Mais à l’image de leur alliance historique, les deux constructeurs ont en Inde un écheveau complexe d’intérêts croisés avec une usine et un centre de R&D qu’ils détiennent en commun dans le sud du pays, à Chennai.
Le site, de grande taille, peut assembler 500.000 voitures par an mais ne tourne qu’à un tiers de sa capacité, selon des données du secteur.
Nissan possède 70% de l’usine, mais ses ventes en Inde sont inférieures à celles de Renault – 35.000 véhicules et un seul modèle produit à Chennai, le crossover Magnite, contre 87.000 Kwid, Kiger et Triber pour le groupe au losange. En revanche, le groupe français détient une participation supérieure dans le centre indien de R&D, qui travaille notamment sur la localisation des produits pour l’Inde.
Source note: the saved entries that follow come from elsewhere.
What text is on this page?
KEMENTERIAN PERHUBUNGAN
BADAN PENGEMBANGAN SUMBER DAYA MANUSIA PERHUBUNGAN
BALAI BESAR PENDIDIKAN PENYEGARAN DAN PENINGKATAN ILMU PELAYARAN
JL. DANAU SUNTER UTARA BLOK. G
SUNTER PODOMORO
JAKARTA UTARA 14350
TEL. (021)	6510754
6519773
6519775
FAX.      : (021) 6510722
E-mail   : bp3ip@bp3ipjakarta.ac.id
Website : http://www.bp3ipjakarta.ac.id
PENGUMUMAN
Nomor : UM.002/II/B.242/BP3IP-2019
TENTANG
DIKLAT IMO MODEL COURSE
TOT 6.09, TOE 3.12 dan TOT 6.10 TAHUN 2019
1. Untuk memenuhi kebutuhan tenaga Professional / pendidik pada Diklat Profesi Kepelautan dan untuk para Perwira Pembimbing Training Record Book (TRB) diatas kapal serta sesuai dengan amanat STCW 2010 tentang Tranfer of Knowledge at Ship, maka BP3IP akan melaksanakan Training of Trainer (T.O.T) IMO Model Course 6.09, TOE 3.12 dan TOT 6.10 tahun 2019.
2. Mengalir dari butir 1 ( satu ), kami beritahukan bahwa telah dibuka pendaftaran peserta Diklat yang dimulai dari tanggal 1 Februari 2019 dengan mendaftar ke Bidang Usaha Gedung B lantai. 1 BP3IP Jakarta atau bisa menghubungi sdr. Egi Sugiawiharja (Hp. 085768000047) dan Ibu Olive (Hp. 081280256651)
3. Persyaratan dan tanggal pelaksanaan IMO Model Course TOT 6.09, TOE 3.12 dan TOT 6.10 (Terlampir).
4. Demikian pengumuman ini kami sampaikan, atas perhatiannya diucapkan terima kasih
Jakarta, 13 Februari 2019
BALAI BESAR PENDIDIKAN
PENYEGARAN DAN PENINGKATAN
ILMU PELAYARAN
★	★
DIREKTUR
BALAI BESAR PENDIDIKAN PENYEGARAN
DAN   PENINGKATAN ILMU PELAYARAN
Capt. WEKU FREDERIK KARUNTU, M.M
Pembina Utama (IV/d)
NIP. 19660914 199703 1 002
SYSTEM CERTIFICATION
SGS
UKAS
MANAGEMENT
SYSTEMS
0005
Cette structure a conduit par le passé à davantage de concurrence que de coopération, chaque entité ayant une équipe de direction distincte et un bilan comptable séparé, a ajouté la source, selon laquelle la crainte d’une répétition de ces écueils existe.
La production commune de véhicules commercialisés sous des marques différentes présente toujours aussi un risque de cannibalisation entre les marques et de désaveu des consommateurs si les modèles proposés sont trop voisins.
Mais d’autres constructeurs importants comme Volkswagen et sa marque low cost Skoda, ou Toyota Motor et son partenaire Suzuki Motor, montrent actuellement que cette approche peut aussi être couronnée de succès.